# Polynomial remainder theorem

In algebra, the polynomial remainder theorem or little Bézout's theorem[1] is an application of Euclidean division of polynomials. It states that the remainder of the division of a polynomial $f(x)$ by a linear polynomial $x-a$ is equal to $f(a) .$ In particular, $x-a$ is a divisor of $f(x)$ if and only if $f(a)=0.$

## Examples

### Example 1

Let $f(x) = x^3 - 12x^2 - 42\,$. Polynomial division of $f(x)\,$ by $x-3\,$ gives the quotient $x^2 - 9x - 27\,$ and the remainder $-123\,$. Therefore, $f(3)=-123\,$.

### Example 2

Show that the polynomial remainder theorem holds for an arbitrary second degree polynomial $f(x) = ax^2 + bx + c$ by using algebraic manipulation:

\begin{align} \frac{f(x)}{{x - r}} &= \frac{{a{x^2} + bx + c}}{{x - r}} \\ &= \frac{{ax(x - r) + (b + ar)x + c}}{{x - r}} \\ &= ax + \frac{{(b + ar)(x - r) + c + r(b + ar)}}{{x - r}} \\ &= ax + b + ar + \frac{{c + r(b + ar)}}{{x - r}} \\ &= ax + b + ar + \frac{{a{r^2} + br + c}}{{x - r}} \end{align}

Multiplying both sides by (x − r) gives

$f(x) = ax^2 + bx + c = (ax + b + ar)(x - r) + {a{r^2} + br + c}$.

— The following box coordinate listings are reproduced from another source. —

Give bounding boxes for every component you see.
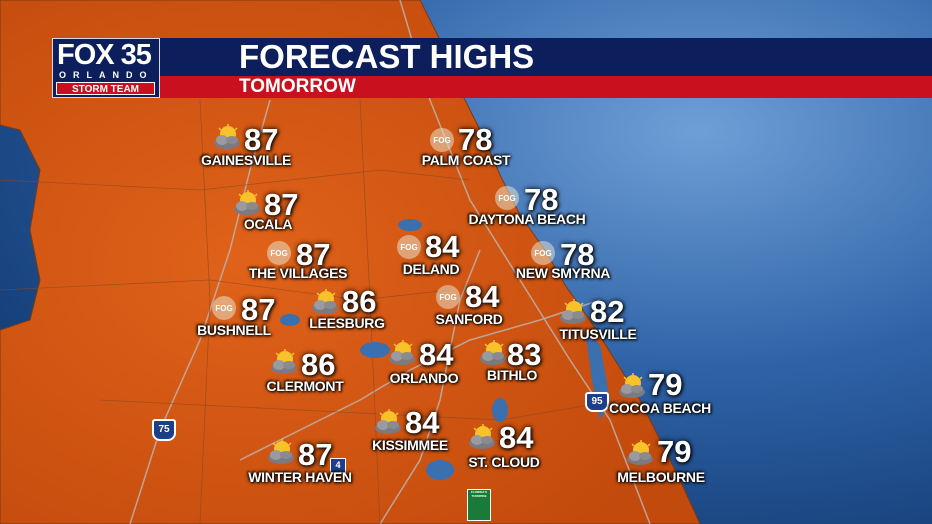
high-temperature: 78 bbox=[524, 182, 559, 217]
city-name: OCALA bbox=[243, 216, 293, 232]
partly-sunny-icon bbox=[469, 424, 495, 449]
fog-icon: FOG bbox=[212, 296, 236, 320]
land bbox=[0, 0, 701, 524]
subtitle-bar bbox=[160, 76, 932, 98]
highway-shield-95: 95 bbox=[585, 392, 609, 412]
city-name: MELBOURNE bbox=[617, 469, 705, 485]
high-temperature: 84 bbox=[425, 229, 460, 264]
fog-icon: FOG bbox=[397, 235, 421, 259]
city-name: BUSHNELL bbox=[197, 322, 271, 338]
high-temperature: 87 bbox=[244, 122, 279, 157]
city-name: PALM COAST bbox=[421, 152, 511, 168]
city-name: LEESBURG bbox=[309, 315, 385, 331]
partly-sunny-icon bbox=[268, 439, 294, 464]
partly-sunny-icon bbox=[214, 124, 240, 149]
city-name: ST. CLOUD bbox=[468, 454, 540, 470]
city-name: DELAND bbox=[402, 261, 460, 277]
fog-icon-text: FOG bbox=[270, 249, 287, 258]
fog-icon: FOG bbox=[531, 241, 555, 265]
city-name: TITUSVILLE bbox=[559, 326, 637, 342]
high-temperature: 86 bbox=[342, 284, 377, 319]
high-temperature: 79 bbox=[657, 434, 692, 469]
fog-icon: FOG bbox=[436, 285, 460, 309]
fog-icon-text: FOG bbox=[498, 194, 515, 203]
fog-icon-text: FOG bbox=[439, 293, 456, 302]
roads bbox=[129, 0, 651, 524]
city-name: WINTER HAVEN bbox=[248, 469, 352, 485]
high-temperature: 84 bbox=[465, 279, 500, 314]
fog-icon-text: FOG bbox=[400, 243, 417, 252]
city-name: COCOA BEACH bbox=[609, 400, 711, 416]
partly-sunny-icon bbox=[627, 440, 653, 465]
city-name: GAINESVILLE bbox=[200, 152, 292, 168]
city-name: BITHLO bbox=[486, 367, 538, 383]
title-bar bbox=[160, 38, 932, 76]
high-temperature: 87 bbox=[298, 437, 333, 472]
partly-sunny-icon bbox=[480, 340, 506, 365]
city-name: KISSIMMEE bbox=[372, 437, 448, 453]
highway-shield-4: 4 bbox=[330, 458, 346, 473]
partly-sunny-icon bbox=[560, 299, 586, 324]
city-name: THE VILLAGES bbox=[248, 265, 348, 281]
high-temperature: 78 bbox=[458, 122, 493, 157]
high-temperature: 86 bbox=[301, 347, 336, 382]
fog-icon-text: FOG bbox=[433, 136, 450, 145]
city-name: SANFORD bbox=[435, 311, 503, 327]
partly-sunny-icon bbox=[271, 349, 297, 374]
high-temperature: 84 bbox=[499, 420, 534, 455]
high-temperature: 78 bbox=[560, 237, 595, 272]
logo-city: ORLANDO bbox=[59, 70, 154, 80]
page-subtitle: TOMORROW bbox=[239, 76, 356, 97]
fog-icon-text: FOG bbox=[534, 249, 551, 258]
page-title: FORECAST HIGHS bbox=[239, 38, 535, 75]
high-temperature: 82 bbox=[590, 294, 625, 329]
partly-sunny-icon bbox=[389, 340, 415, 365]
city-name: ORLANDO bbox=[389, 370, 459, 386]
city-name: NEW SMYRNA bbox=[515, 265, 611, 281]
fog-icon-text: FOG bbox=[215, 304, 232, 313]
city-name: CLERMONT bbox=[266, 378, 344, 394]
highway-shield-75: 75 bbox=[152, 419, 176, 441]
high-temperature: 84 bbox=[405, 405, 440, 440]
logo-team: STORM TEAM bbox=[56, 82, 155, 95]
fog-icon: FOG bbox=[267, 241, 291, 265]
fog-icon: FOG bbox=[430, 128, 454, 152]
high-temperature: 87 bbox=[264, 187, 299, 222]
fog-icon: FOG bbox=[495, 186, 519, 210]
fox35-storm-team-logo: FOX 35 ORLANDO STORM TEAM bbox=[52, 38, 160, 98]
partly-sunny-icon bbox=[234, 190, 260, 215]
county-lines bbox=[0, 99, 621, 524]
partly-sunny-icon bbox=[312, 289, 338, 314]
partly-sunny-icon bbox=[375, 409, 401, 434]
partly-sunny-icon bbox=[619, 373, 645, 398]
high-temperature: 87 bbox=[241, 292, 276, 327]
turnpike-shield: FLORIDA'S TURNPIKE bbox=[467, 489, 491, 521]
high-temperature: 87 bbox=[296, 237, 331, 272]
high-temperature: 79 bbox=[648, 367, 683, 402]
logo-brand: FOX 35 bbox=[57, 39, 152, 71]
high-temperature: 84 bbox=[419, 337, 454, 372]
high-temperature: 83 bbox=[507, 337, 542, 372]
city-name: DAYTONA BEACH bbox=[468, 211, 586, 227]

Since $R = ar^2 + br + c$ is our remainder, we have indeed shown that $f(r) = R$.

## Proof

The polynomial remainder theorem follows from the definition of polynomial long division; denoting the divisor, quotient and remainder by, respectively, $g(x)\,$, $q(x)\,$, and $r(x)\,$, polynomial long division gives a solution of the equation

$f(x)=q(x)g(x) + r(x)\,,$

where the degree of $r(x)\,$ is less than that of $g(x)\,$.

If we take $g(x) = x-a\,$ as the divisor, giving the degree of $r(x)\,$ as 0, i.e. $r(x) = r\,$:

$f(x)=q(x)(x-a) + r\,.$

Setting $x=a \!\,$ we obtain:

$f(a)=r\,.$

## Applications

The polynomial remainder theorem may be used to evaluate $f(a)\,$ by calculating the remainder, $r$. Although polynomial long division is more difficult than evaluating the function itself, synthetic division is computationally easier. Thus, the function may be more "cheaply" evaluated using synthetic division and the polynomial remainder theorem.

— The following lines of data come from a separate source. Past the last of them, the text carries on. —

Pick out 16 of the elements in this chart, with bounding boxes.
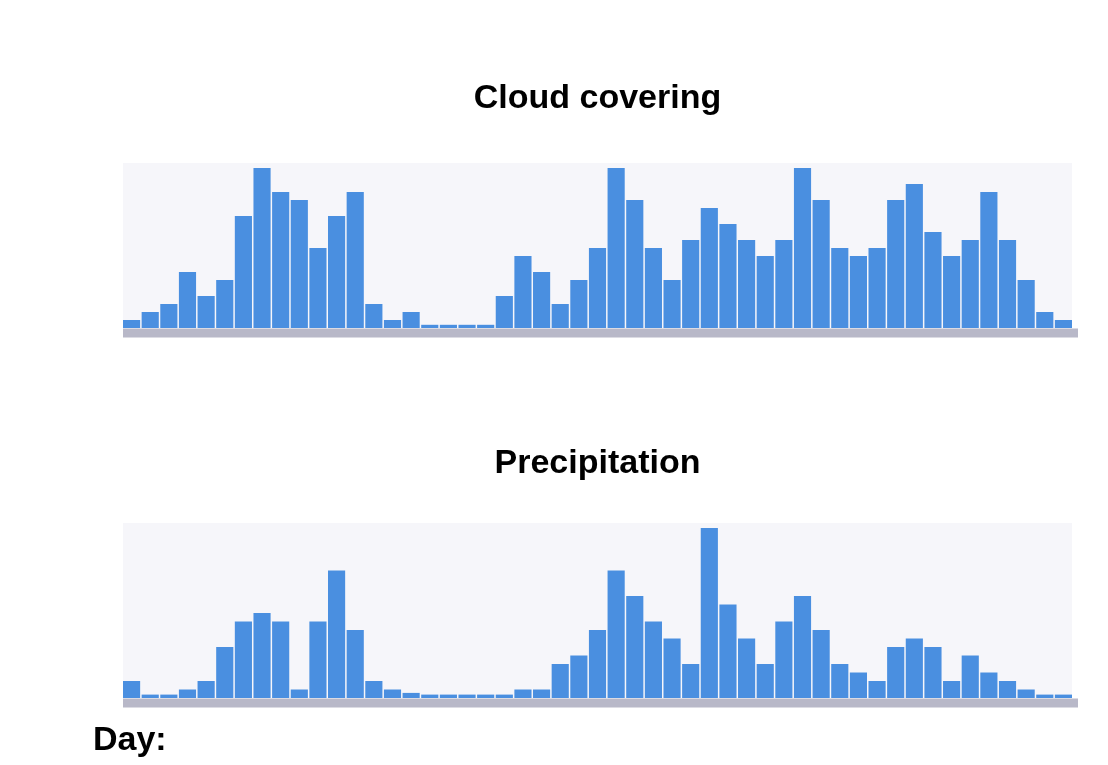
chart-title: Precipitation	[494, 442, 701, 480]
bar	[383, 320, 402, 328]
chart-title: Cloud covering	[473, 77, 722, 115]
bar	[123, 320, 141, 328]
x-axis-title: Day:	[93, 719, 167, 757]
bar	[1054, 320, 1072, 328]
bar	[588, 630, 607, 698]
bar	[793, 168, 812, 328]
bar	[793, 596, 812, 698]
bar	[588, 248, 607, 328]
bar	[178, 689, 197, 698]
bar	[998, 240, 1017, 328]
bar	[123, 681, 141, 698]
bar	[178, 272, 197, 328]
bar	[998, 681, 1017, 698]
bar	[383, 689, 402, 698]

The factor theorem is another application of the remainder theorem: if the remainder is zero, then the linear divisor is a factor. Repeated application of the factor theorem may be used to factorize the polynomial.

## References

1. ^ Piotr Rudnicki (2004). "Little Bézout Theorem (Factor Theorem)". Formalized Mathematics 12 (1): 49–58.